Adding back the px to the height didn’t make a difference. There were fewer media queries in the new templates because PurgeCSS was doing a better job at unused selector elimination. I confirmed the removed selectors were truly not in the email.

On the scent

Reading the minified CSS in Litmus was painful. So I copied out the CSS, ran it through Prettier, and pasted it back into the builder. Suddenly the mobile view for Outlook iOS worked. Why? It was the exact same CSS, just formatted.

Figuring it had something to do with the minification process, as well as media queries, I put back in the minified CSS and started to play around.

This is our starting point:

@media only screen and (min-width:700px){.supercool .selector{display:block}}@media only screen{body{padding:1em}}

Do you see why Outlook wouldn’t interpret this media query?

Neither did I.

I started with adding space around the media queries. I figured since other parts of the CSS looked like .supercool .selector{display:block} and worked, the selectors were not the culprits.

@media only screen and (min-width:700px) {.supercool .selector{display:block}} @media only screen {body{padding:1em}}

No dice.

What if I add just a little more space?

@media only screen and (min-width:700px) { .supercool .selector{display:block} } @media only screen { body{padding:1em} }

It worked! 🎉

But I didn’t want to rewrite the minifier we use. I had to figure out the minimal transformation to the minified CSS to make Outlook iOS recognize these media queries.

It turns out padding the start and end of the media query block by one space is all you need.

Now I have two problems

Some people, when confronted with a problem, think “I know, I’ll use regular expressions.” Now they have two problems.
Jamie Zawinski

Yes, my first inclination was to use a regular expression. If this had been HTML, then I would have reached for jsdom. But I’m not aware of any way to modify CSS like you would in jsdom—outside of using an AST like Prettier does to change the formatting.

I had a few assumptions that made writing this RegEx easier. First, all the media queries were together at the end of the style block. Second, there was only one style block in the document. Finally, all queries started the same: @media only screen.

After spending some time in the invaluable regex101, I arrived at a solution:

/@media only screen(?: |\(|\)|[a-z]|:|-|\d)*{((?:[^<@])+)}(?=@|<)/gm

Refactoring

But while writing this post I figured there was a more generic approach that made fewer assumptions. The problem I was having was stopping at the first }} encountered, not the last. This really stumped me because I was trying things like [^}}]. But that construct only matches a single character and not a sequence. After some searching, I found this answer on Stack Overflow. I had never heard of the un-greedy/lazy quantifier before. This was the key.

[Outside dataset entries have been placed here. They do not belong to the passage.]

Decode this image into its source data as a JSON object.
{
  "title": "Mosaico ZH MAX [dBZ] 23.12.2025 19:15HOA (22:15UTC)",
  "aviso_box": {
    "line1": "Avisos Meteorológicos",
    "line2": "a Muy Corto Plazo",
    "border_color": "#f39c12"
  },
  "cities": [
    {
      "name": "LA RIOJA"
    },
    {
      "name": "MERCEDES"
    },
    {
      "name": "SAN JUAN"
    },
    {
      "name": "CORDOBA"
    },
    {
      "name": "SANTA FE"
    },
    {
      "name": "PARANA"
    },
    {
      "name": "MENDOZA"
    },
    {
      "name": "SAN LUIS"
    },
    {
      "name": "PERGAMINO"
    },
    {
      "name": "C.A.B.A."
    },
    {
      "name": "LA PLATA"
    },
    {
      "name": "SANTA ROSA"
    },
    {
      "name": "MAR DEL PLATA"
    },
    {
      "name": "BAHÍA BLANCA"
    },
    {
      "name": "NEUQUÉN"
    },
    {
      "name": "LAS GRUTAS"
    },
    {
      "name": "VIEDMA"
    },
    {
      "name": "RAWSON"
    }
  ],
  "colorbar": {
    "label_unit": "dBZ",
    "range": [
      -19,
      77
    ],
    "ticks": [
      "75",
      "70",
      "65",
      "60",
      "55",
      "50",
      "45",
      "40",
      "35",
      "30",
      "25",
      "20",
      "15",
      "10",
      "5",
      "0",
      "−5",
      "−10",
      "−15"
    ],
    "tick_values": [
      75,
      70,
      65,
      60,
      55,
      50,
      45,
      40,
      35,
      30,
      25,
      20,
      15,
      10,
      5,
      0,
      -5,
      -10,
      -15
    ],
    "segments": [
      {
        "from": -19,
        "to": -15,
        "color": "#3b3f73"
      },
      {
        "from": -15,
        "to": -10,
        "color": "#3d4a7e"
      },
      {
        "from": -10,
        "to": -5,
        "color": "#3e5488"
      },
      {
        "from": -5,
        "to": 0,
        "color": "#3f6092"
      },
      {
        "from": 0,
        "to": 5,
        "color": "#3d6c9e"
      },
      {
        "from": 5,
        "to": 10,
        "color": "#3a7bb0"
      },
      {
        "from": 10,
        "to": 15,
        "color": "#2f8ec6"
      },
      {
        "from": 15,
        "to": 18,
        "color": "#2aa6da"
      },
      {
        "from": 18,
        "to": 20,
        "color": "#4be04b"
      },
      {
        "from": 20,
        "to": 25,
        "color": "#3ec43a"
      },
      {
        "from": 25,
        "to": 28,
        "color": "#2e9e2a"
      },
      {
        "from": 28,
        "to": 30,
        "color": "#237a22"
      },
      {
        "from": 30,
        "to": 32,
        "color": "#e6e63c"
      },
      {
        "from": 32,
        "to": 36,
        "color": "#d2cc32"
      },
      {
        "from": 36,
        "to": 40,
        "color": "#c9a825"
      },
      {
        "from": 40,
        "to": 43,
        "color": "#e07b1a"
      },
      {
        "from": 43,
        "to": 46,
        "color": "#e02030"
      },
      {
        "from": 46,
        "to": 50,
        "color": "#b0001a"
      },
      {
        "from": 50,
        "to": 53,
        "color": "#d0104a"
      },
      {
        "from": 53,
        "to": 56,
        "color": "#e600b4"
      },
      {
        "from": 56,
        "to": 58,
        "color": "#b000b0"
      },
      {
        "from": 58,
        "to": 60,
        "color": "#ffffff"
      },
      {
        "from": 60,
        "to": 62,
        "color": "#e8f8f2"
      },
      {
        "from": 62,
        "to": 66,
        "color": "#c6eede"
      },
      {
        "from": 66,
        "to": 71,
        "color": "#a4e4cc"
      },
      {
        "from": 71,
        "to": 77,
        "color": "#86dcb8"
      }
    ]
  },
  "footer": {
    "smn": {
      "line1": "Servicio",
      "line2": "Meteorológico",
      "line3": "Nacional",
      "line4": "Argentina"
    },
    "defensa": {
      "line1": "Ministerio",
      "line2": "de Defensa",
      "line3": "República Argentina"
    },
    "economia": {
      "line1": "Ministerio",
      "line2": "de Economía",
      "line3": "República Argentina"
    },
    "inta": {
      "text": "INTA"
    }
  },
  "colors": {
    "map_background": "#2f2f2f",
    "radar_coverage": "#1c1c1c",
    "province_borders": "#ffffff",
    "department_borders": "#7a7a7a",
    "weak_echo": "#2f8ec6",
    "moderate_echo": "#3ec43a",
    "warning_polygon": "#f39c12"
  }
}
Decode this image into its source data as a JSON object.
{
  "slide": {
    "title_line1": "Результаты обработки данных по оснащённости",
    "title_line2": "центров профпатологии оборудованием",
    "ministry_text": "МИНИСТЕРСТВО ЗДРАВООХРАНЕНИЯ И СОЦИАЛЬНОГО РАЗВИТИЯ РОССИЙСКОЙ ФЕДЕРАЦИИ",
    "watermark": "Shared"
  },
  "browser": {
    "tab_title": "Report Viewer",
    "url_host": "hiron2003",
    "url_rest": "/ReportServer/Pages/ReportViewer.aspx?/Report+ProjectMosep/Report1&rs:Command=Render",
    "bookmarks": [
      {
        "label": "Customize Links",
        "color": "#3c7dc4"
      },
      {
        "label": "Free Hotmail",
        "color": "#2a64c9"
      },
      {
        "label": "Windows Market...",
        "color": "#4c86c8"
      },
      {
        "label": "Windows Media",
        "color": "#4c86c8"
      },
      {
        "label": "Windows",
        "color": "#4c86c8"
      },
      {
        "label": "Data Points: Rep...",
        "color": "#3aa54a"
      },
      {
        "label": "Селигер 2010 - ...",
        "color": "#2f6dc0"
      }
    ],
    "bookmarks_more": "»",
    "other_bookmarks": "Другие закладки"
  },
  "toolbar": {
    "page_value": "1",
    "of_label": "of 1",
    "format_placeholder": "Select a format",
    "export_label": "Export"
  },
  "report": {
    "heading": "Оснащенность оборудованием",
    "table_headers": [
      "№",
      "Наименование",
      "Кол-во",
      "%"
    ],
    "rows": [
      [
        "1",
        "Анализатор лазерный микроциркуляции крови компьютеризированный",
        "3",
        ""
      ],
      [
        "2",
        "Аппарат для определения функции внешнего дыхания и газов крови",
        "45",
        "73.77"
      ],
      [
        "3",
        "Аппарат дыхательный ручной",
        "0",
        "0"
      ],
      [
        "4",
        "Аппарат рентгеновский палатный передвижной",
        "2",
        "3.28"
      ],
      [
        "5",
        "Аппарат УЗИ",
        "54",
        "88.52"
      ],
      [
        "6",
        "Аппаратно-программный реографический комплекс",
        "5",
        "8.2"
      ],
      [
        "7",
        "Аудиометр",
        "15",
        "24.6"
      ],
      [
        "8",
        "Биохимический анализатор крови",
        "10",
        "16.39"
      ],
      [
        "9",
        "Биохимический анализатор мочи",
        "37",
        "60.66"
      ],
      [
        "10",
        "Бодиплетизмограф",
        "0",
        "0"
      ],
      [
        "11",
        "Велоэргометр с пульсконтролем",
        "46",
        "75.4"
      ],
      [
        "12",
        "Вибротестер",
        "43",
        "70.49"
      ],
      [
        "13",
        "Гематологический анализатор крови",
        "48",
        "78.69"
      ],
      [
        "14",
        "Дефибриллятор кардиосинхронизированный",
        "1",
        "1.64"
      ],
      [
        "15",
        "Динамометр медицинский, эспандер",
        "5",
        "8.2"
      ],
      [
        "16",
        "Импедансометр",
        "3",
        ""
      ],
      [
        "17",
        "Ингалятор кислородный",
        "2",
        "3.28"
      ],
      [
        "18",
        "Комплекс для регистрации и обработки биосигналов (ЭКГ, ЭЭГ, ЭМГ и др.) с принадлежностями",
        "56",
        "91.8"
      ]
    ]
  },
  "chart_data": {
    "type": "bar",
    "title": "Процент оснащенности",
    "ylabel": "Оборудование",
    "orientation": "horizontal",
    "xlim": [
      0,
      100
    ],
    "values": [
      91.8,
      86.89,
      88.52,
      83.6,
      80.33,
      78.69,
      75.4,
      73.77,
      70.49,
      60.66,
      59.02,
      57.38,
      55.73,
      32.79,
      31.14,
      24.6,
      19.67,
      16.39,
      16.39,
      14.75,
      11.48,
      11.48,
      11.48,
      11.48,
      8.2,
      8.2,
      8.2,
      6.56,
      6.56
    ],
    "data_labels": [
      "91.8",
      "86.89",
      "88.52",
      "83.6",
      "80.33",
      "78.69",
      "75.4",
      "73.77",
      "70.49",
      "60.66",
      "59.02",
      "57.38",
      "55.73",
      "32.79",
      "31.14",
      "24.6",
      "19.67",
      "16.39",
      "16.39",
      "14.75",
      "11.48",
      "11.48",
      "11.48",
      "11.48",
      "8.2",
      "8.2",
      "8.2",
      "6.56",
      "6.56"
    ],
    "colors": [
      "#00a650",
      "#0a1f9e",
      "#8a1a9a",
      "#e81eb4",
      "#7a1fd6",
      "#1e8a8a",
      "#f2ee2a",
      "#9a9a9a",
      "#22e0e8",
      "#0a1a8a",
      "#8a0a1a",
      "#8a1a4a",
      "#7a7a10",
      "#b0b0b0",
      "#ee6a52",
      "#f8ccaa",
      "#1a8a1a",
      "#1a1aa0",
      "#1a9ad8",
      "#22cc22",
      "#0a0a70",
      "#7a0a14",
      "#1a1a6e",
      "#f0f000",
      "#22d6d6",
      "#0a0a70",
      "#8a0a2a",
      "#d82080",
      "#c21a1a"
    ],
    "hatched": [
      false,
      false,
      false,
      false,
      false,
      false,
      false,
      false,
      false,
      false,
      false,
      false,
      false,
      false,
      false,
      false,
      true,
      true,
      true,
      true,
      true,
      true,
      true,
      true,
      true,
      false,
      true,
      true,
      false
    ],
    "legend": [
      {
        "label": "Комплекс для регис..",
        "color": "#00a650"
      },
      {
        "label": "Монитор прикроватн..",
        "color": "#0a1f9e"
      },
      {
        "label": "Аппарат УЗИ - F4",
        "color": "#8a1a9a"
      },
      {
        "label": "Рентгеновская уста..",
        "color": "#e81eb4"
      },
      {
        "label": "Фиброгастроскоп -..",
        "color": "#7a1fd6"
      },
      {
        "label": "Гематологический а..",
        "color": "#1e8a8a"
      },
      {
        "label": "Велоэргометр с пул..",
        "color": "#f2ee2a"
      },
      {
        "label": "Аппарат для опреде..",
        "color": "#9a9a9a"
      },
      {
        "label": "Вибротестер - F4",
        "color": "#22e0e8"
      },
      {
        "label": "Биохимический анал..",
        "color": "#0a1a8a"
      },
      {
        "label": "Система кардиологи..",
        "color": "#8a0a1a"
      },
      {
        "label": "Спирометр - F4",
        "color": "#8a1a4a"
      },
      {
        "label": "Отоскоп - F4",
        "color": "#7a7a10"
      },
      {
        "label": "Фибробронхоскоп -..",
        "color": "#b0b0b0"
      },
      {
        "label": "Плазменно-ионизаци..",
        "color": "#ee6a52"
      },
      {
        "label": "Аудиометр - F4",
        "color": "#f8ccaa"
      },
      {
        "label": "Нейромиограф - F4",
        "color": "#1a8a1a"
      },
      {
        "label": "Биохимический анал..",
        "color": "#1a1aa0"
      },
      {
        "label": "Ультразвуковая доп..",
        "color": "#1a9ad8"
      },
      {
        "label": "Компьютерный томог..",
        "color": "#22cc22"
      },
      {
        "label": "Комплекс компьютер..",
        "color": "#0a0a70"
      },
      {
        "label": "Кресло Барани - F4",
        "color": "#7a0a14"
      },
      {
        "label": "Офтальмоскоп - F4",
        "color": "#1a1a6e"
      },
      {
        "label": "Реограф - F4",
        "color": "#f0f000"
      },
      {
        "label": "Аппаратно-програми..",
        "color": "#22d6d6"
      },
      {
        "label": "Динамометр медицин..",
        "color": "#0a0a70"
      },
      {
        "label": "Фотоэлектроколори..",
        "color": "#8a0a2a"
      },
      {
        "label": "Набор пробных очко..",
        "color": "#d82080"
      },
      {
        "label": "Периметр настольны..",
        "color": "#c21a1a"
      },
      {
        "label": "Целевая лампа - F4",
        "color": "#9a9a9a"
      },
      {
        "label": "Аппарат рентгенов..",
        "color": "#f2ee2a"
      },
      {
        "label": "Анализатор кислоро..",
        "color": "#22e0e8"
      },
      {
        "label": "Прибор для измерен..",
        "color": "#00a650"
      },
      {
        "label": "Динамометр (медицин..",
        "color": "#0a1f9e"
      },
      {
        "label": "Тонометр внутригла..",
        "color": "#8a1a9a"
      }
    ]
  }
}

/@media(?: |\(|\)|[a-z]|:|-|\d)+{(.+?(?=}}))/gm

This still makes an assumption that there’s not more nesting going on (like an @supports in the media query block). But it works.

Given the following CSS:

@media only screen and (min-width:700px){.supercool .selector{display:block}}@media only screen{body{padding:1em}}

You will get this output:

@media only screen and (min-width:700px){ .supercool .selector{display:block} }@media only screen{ body{padding:1em} }

Squint to see the difference.

Understanding the solution

What’s going on, exactly? I’ll break it down piece by piece.

  1. @media: Starts our search looking for the exact string @media.
  2. (?: |\(|\)|[a-z]|:|-|\d)+: Checks for any values the media query might have. This includes things like only screen or screen and (min-width: 500px). I use (?:), the non-capturing group construct, because I only want one capture group—the part I need to modify.
  3. {(.+?(?=}})): Isolates the media query block. Starting with the opening bracket {, I want to capture everything until the end of the block (marked by }}). This is where the un-greedy quantifier comes in. If I had used .+ instead of .+?, it would have consumed all media queries and stopped only at the end of the style block.
  4. Then it was just a matter of using String.prototype.replace:
"cssstring".replace(REGEX, (match, group) => match.split(group).join(` ${group} `))

And that’s how I spent two hours at work one day.